Internet, Club Members, Big USDAA, and Dreams

SUMMARY: Site's been down, where Bay Teamers live, upcoming Haute TRACS four-day trial, and how ABOUT all them Border Collies?

  • Internet: Finchester.org has been mostly down for a week. I hope that they've finally got their server fixed. Since I've spent 10 years (maybe more) trying to convince the entire universe to use finchester.org for my email address, I have been cut off from a large part of the universe since last friday. It has been frustrating for me and probably even more so (and very confusing) for the rest of the universe. Well, there ya go, universes are easily confused by daily trials and tribulations.

  • Club member locations: My agility club (of which I am Webmaster For Life, past President, past Member-at-Large, past Archivist, blah blah) has roughly 150 members spread mostly around the San Francisco Bay area. View a map with our distribution, each box has a number per city saying how many members are there. (For some reason it doesn't display full size--but my Mac's cursor automatically turns into a magnifying glass to enlarge it. Don't know what Window does or what other browsers do.)

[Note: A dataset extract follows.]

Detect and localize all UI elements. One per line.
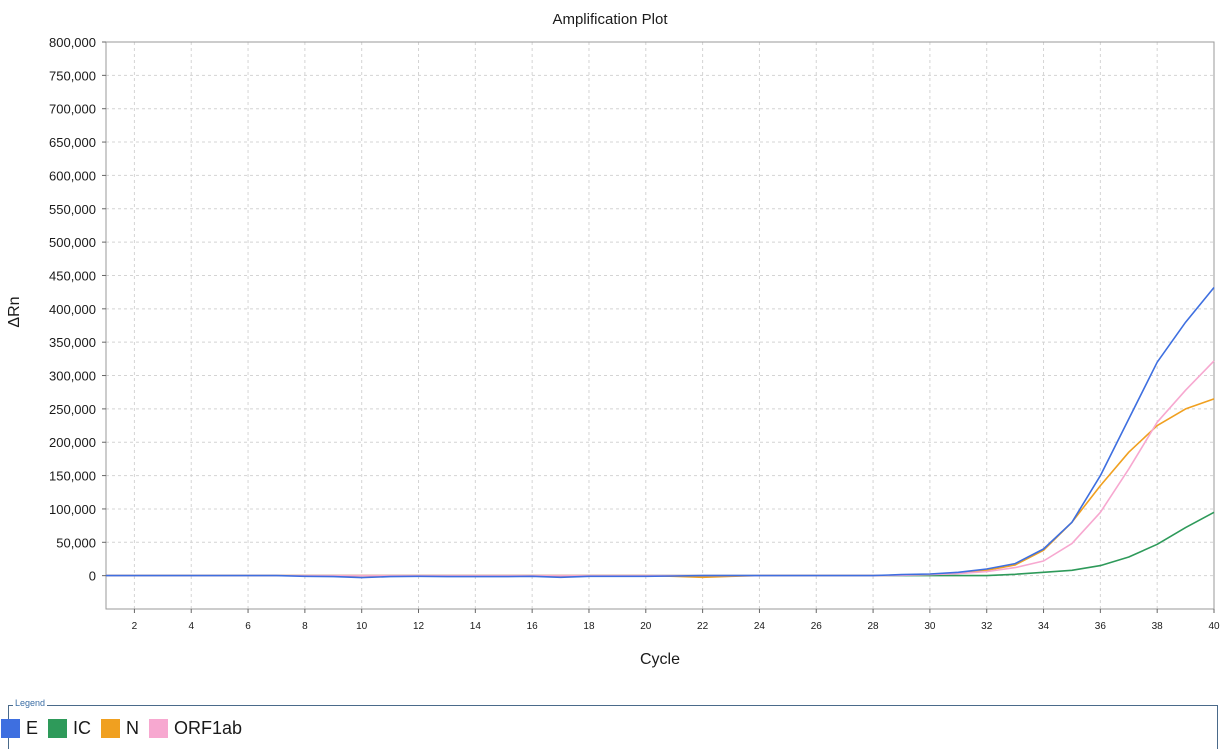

  • Big USDAA trial in a week: The annual Haute TRACS 4-day USDAA trial starts next Thursday. Once again, I signed up for only 3 days, which means that if either of my dogs Q in Steeplechase (which I'm hoping fervently for), I'd have to stick around all day Sunday with nothing to do but work to get our chance to run in Round 2 for money and glory. Don't know whether I'd do that. And we haven't managed to Q at Haute TRACS the last 2 years, so who knows.

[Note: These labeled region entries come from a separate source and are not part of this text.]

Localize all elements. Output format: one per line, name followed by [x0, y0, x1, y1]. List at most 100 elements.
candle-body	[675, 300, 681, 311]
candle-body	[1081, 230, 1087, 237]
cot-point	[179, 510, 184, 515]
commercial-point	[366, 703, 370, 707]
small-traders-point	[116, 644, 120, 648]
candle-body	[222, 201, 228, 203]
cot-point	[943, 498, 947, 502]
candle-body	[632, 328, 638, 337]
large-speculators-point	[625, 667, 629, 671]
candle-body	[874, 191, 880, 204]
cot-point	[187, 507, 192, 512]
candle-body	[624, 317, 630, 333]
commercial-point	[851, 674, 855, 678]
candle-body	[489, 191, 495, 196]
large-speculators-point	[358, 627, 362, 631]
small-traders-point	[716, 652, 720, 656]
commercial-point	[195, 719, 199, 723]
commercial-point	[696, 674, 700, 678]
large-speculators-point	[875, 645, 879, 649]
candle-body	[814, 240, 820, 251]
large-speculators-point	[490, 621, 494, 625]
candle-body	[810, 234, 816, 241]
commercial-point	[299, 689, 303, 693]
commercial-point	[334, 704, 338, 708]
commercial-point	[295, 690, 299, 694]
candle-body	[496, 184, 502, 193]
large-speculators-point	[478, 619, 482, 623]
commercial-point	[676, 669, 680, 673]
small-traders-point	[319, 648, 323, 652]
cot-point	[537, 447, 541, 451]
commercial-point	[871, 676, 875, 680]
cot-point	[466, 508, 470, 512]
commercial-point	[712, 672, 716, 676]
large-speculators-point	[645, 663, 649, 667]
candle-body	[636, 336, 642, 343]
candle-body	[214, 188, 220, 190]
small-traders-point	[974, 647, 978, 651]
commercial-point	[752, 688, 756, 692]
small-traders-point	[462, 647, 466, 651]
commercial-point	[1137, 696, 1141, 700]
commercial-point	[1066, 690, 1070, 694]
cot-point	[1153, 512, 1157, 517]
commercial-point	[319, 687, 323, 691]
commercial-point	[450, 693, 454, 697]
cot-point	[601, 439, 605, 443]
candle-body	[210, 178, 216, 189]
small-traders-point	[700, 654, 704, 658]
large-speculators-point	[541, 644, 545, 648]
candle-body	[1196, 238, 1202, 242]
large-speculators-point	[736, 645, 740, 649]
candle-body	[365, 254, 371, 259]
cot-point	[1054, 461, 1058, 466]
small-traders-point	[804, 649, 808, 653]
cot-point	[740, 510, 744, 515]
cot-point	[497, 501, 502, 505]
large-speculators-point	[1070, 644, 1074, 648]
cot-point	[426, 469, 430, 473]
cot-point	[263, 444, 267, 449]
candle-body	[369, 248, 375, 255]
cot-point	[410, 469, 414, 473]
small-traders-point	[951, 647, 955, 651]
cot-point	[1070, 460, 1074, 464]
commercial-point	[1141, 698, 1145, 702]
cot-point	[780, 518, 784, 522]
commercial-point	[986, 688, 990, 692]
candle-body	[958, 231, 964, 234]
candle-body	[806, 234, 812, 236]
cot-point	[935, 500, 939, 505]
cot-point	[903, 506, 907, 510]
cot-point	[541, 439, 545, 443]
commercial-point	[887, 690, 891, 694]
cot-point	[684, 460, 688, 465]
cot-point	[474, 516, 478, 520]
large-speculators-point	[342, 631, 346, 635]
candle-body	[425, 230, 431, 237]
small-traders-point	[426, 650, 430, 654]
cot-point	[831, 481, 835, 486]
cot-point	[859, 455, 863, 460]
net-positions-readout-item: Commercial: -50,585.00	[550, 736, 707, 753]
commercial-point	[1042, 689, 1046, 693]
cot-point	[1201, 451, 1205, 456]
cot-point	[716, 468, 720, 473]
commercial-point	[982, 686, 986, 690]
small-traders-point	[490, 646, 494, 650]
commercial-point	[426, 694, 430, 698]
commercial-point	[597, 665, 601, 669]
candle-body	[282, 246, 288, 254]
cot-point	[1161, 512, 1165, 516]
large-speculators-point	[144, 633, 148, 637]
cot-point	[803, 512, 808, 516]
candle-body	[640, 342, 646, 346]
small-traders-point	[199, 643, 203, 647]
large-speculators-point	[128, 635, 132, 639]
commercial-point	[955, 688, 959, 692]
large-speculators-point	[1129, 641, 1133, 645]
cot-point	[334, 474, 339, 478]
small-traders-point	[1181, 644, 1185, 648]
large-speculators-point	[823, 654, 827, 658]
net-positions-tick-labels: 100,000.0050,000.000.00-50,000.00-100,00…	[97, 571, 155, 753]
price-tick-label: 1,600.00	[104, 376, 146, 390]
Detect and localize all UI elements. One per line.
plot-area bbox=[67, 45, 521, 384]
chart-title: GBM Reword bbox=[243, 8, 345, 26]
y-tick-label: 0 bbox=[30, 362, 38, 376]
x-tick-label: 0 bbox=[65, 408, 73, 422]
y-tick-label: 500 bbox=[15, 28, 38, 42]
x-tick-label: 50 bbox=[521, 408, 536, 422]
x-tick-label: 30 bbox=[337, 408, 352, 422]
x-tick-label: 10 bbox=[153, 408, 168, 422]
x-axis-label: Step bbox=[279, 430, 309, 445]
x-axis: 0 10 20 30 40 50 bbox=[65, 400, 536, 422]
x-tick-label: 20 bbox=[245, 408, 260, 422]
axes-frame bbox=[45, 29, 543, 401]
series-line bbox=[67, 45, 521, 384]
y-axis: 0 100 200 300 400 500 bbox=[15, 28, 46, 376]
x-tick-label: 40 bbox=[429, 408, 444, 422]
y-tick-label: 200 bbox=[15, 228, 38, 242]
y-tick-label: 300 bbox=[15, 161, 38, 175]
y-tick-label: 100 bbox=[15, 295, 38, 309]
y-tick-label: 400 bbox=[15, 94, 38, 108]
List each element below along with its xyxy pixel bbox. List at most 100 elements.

    (Note: Technically, this is two trials; one is Thurs/Fri hosted by Haute Dawgs and one is Sat/Sun hosted by TRACS; they just happen to be consecutive, which allows dogs to move up between trials.)

    This is one of the biggest trials out here because it offers double or more of everything AND offers qualifiers for all three National Tournament Events (Steeplechase, Grand Prix, and Team). People come from all over. Mostly California north and south, but we also have entrants from Canada, Colorado, Oregon, Arizona, Washington, Utah, Nevada, Mississippi, and New Mexico. If you want to see all the stats, including how many by breed, dog name, level, class, and so on, see this PDF. (Full trial info here.)

  • Dreams: I woke from a dream Wednesday night that left me disquieted: I was at an agility trial, and for some odd dreamlike reason all the competing dogs had to be with their owners, on leash, out on the field at the same time. There must have been 300 dogs all together, a veritable sea of canine agilitage surrounding me and my blue merle Boost. And they were, with only a half dozen reddish brown or yellowish exceptions, black and white border colies. An ocean of black and white border collies. A vast plethoric assemblage of black and white border collies. And my thought was, "Oh, no, it's all over, no one does agility with anything but black and white border collies any more." It was a strong enough disappointment to wake me.
    Interesting that this was immediately after class wherein we celebrated Luka the little black Pyrenean Shepherd's victory at the AKC Nationals and Breed Invitational. And also where I found out that FCI has apparently banned all dogs with dockings or croppings from World Team events. More in a separate post.